A limited liability limited partnership (LLLP) is a type of limited partnership with more protection than just a limited partnership offers.
Limited partnerships offer protection to limited partners in that they cannot be personally liable beyond the assets actually invested in the partnership. However, a limited partnership must have at least one general partner whose personal liability for partnership debts is unlimited.
To get around the unlimited personal liability, individuals could elect themselves as managers of a specially set up limited liability company that was appointed the general partner of the limited partnership.
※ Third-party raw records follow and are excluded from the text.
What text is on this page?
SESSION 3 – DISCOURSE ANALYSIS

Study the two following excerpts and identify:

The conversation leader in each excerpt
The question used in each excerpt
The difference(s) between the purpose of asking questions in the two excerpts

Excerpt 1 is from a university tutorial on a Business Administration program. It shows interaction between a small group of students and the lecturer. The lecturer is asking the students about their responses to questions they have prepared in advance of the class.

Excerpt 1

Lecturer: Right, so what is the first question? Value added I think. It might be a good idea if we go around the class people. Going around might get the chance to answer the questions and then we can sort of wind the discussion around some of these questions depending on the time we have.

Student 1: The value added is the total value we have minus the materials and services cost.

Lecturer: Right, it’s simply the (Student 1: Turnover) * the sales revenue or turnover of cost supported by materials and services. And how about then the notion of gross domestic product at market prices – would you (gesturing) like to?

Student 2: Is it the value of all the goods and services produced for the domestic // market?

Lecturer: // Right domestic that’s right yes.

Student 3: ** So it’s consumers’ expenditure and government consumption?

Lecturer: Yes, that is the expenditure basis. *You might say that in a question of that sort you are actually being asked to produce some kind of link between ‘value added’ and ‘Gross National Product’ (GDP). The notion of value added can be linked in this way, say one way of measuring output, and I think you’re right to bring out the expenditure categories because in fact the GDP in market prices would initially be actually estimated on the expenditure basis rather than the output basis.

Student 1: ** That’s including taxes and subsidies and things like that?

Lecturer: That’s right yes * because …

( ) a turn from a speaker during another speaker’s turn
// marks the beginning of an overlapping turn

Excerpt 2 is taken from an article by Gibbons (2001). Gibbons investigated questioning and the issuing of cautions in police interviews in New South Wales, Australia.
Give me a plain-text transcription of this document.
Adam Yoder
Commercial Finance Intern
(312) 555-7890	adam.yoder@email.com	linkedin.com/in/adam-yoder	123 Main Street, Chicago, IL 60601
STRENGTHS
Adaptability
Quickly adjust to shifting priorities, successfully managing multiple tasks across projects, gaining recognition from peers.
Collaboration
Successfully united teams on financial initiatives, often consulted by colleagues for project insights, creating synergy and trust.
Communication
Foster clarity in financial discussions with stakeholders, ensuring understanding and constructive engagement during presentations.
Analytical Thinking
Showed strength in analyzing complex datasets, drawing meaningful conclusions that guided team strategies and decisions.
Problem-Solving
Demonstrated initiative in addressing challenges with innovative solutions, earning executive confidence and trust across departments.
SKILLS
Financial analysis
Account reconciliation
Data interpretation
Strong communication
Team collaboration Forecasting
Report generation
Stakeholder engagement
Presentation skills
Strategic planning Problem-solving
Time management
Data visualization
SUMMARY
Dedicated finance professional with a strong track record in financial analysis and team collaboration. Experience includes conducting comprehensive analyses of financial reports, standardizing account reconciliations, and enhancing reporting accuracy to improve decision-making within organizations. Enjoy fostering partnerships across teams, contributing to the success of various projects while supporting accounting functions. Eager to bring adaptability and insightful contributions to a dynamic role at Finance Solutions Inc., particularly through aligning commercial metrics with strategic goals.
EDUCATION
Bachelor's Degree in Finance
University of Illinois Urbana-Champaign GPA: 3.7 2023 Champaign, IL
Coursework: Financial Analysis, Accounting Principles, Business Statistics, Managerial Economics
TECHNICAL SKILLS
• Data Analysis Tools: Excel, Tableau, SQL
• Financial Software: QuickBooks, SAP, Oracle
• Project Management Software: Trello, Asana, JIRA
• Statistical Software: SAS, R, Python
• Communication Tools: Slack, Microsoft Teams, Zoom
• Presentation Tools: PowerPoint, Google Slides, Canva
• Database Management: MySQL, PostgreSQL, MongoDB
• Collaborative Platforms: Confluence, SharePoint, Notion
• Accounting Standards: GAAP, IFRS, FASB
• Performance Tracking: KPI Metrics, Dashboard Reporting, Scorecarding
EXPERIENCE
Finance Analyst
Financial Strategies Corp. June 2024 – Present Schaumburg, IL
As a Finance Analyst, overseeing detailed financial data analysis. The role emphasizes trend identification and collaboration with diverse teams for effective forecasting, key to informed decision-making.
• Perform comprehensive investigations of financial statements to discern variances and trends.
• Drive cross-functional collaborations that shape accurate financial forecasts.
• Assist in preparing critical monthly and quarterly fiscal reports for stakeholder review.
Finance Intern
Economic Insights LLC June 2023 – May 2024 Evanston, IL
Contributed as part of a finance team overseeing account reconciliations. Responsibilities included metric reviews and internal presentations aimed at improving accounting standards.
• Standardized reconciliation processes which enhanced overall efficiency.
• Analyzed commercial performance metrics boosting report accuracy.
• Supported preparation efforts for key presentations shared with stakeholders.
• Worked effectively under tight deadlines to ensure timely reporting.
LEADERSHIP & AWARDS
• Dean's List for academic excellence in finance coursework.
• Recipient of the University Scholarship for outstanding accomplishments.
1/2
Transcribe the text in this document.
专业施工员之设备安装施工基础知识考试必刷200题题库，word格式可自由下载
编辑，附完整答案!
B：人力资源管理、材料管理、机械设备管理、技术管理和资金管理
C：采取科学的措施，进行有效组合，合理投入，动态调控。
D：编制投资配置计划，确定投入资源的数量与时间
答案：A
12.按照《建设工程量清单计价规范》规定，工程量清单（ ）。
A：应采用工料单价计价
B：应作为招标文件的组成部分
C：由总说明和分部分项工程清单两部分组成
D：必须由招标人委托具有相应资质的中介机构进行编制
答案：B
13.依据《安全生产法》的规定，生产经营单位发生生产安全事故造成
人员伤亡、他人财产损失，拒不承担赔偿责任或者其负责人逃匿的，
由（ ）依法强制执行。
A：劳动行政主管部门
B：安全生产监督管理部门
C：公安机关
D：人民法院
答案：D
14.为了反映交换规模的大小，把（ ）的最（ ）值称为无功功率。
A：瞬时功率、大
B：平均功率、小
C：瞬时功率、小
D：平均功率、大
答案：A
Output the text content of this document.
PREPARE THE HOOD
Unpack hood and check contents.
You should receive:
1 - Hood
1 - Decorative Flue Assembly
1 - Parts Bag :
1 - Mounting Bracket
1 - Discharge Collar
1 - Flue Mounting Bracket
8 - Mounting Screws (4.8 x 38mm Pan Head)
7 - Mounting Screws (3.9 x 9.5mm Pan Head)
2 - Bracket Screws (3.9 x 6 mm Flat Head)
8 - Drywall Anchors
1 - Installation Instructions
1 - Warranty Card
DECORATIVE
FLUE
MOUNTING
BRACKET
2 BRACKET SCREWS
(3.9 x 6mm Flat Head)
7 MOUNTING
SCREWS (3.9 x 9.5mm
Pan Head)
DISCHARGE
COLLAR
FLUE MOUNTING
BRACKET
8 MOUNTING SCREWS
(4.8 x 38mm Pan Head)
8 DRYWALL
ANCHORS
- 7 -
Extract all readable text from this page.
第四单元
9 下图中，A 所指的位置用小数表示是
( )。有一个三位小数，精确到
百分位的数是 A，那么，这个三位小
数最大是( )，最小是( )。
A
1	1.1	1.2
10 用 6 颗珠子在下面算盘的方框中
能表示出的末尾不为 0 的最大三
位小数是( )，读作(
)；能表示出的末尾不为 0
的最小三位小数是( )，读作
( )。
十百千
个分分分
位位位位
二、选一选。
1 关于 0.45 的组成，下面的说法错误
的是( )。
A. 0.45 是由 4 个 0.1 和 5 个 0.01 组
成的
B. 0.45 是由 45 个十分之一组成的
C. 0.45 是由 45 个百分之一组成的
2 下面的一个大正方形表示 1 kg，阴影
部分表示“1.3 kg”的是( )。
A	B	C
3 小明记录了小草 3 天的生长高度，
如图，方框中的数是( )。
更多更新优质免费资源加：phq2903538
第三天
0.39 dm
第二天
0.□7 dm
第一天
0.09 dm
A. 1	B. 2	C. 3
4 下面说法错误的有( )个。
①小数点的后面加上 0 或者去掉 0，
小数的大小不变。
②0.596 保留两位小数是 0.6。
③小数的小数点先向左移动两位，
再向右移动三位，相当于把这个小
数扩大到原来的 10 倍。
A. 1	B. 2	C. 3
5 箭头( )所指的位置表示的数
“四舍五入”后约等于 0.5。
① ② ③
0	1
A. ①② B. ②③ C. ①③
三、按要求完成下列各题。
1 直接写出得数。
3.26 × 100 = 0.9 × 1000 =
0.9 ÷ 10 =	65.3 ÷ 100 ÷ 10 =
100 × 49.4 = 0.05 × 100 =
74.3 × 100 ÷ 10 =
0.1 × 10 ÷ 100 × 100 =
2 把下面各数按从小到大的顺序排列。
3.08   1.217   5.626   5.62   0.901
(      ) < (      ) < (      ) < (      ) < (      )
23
In that case, if the limited partnership became insolvent, the general partner/LLC would be on the hook, but since it would have very few assets, it could declare bankruptcy, and the individual managers of the LLC could move on without risking their own personal assets.
An LLLP achieves the same effect but without the additional expense, paperwork, taxes, and other government filings associated with creating a multi-layered entity.
An LLLP is a relatively new form of entity that shields the general partner from personal liability for debts incurred by the partnership. It has the same protective effect of setting up multiple layers of entities, but is a simpler, more elegant approach.
Just over half of the states in the U.S. will allow the formation of an LLLP. In Nevada, the additional protections of an LLLP over a traditional LP will cost you $25 extra for the initial registration and an extra $50 for the annual report filing—a very modest fee considering the added protection. That's almost like buying unlimited personal liability insurance that has a $50 annual premium.
When you establish your business as a limited liability limited partnership, you can move forward with peach of mind knowing that the only assets you are risking are those you invest in the business.